Quand l\'empereur et son faux conseil comprirent cela, il idevint fou de rage, et appela d\'une voix forte comme s\'il avait été fou, et dit : C\'est le diable, ne ferons-nous pas mourir ce caïffond ? Alors il trouva un conseil pour faire un guindeau, et c\'était le dernier dimanche de l\'année, et on plaça ce saint martyr sous le guindeau tout nu sur une table, et on le coupa sur le ventre, et on lui arracha les entrailles ou les boyaux de son corps béni. Mais quand ce cruel empereur vit qu\'ils ne pouvaient pas faire mourir ce saint homme avec toutes ces douleurs et tous ces tourments, ils l\'enchaînèrent et lui attachèrent les mains et les pieds avec de grands fers, et le jetèrent avec une grande force dans une fosse nauséabonde, qu\'ils fermèrent avec de grands verrous de fer, afin qu\'il ne le voie plus jamais. Alors lui apparut un ange de Dieu, avec une grande clarté, et il dit :

Ô Érasme, lève-toi.
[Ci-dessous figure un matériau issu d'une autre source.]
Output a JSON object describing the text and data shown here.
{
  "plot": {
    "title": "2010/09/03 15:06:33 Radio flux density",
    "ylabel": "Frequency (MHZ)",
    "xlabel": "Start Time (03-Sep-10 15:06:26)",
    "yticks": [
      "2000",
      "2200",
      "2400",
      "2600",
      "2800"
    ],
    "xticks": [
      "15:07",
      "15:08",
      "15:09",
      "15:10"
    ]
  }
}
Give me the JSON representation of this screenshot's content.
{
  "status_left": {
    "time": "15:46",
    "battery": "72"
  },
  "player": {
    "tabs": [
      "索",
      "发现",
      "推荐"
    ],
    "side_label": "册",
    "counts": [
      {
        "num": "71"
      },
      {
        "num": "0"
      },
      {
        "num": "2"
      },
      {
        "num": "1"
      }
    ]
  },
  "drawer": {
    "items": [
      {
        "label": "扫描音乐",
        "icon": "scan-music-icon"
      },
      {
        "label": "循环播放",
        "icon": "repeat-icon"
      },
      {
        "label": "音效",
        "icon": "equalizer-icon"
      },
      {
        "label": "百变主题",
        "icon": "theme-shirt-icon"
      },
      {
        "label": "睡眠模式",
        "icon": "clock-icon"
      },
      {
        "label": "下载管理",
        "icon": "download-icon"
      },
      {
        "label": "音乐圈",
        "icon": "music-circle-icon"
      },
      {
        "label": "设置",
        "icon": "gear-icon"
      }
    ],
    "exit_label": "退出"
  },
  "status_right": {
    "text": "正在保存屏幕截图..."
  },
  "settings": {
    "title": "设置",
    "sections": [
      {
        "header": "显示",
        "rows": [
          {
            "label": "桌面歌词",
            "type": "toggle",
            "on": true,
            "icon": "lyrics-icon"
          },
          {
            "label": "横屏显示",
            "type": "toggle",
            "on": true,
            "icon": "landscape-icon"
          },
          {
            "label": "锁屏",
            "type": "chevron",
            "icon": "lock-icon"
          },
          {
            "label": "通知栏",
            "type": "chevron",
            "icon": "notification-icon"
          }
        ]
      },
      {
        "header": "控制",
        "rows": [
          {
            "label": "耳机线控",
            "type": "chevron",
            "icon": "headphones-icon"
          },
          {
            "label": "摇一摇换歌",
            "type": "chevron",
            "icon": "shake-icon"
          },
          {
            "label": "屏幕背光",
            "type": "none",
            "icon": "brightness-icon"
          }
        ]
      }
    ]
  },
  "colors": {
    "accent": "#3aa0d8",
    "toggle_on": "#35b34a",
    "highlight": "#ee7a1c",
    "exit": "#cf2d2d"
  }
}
Et aussitôt tombèrent de lui tous ses fers et toutes ses bandes, et il fut amené dans une ville appelée Fremyana, et là il fit passer de la mort à la vie un enfant qui était l\'enfant d\'un gentilhomme, dont le père était Anastase, miracle par lequel plusieurs milliers de personnes furent converties à la foi chrétienne ; dans cette ville ce saint homme demeura sept jours, prêchant la parole de Dieu et fortifiant le peuple dans la croyance chrétienne. Quand l\'heure fut venue pour ce saint évêque et martyr de Dieu de quitter ce monde, alors se fit entendre une voix puissante venant du ciel et disant :

\" Érasme, mon vrai serviteur, tu m\'as rendu un vrai service, C\'est pourquoi, viens avec moi et va entrer dans la béatitude et la joie de ton Seigneur, et je te promets, à toi et à tous ceux qui pensent à ta grande douleur, qui invoquent ton saint nom, qui te poursuivent et te vénèrent chaque dimanche, que je leur accorderai tout ce qu\'ils me demanderont en ton nom pour le bien de leurs âmes. Maintenant viens, mon ami véritable et choisi, sois heureux et réconforté par mon ascension. Je veux que tu te lèves avec moi et que tu viennes t\'asseoir à la droite de mon Père. Alors ce saint homme se réjouit et s\'égaya, et il jeta les yeux vers le ciel, en levant les mains, et là il vit une couronne resplendissante venir du ciel sur sa tête bénie. Alors il loua et remercia le Dieu tout-puissant en baissant la tête et en s\'agenouillant, et en levant les deux mains vers le ciel, et il dit humblement : Seigneur, entre vos mains, je remets mon esprit, et ce dimanche, recevez mon âme dans votre paix et votre repos. Et en disant ces mots, il rendit l\'esprit, ce qui fut vu par les yeux de beaucoup d\'hommes, brillant plus clairement que le soleil, et comment il fut reçu par les saints anges, et fut conduit à travers les hauteurs du ciel dans le plan le plus élevé du ciel : là, il se tient avec Dieu, avec toute la sainte compagnie, et il est là un véritable soutien pour tous ceux qui appellent vraiment à saint Érasme pour la santé fantôme, dont la joie et la santé fantôme nous prions qu\'il obtienne pour nous tous de notre Seigneur Dieu.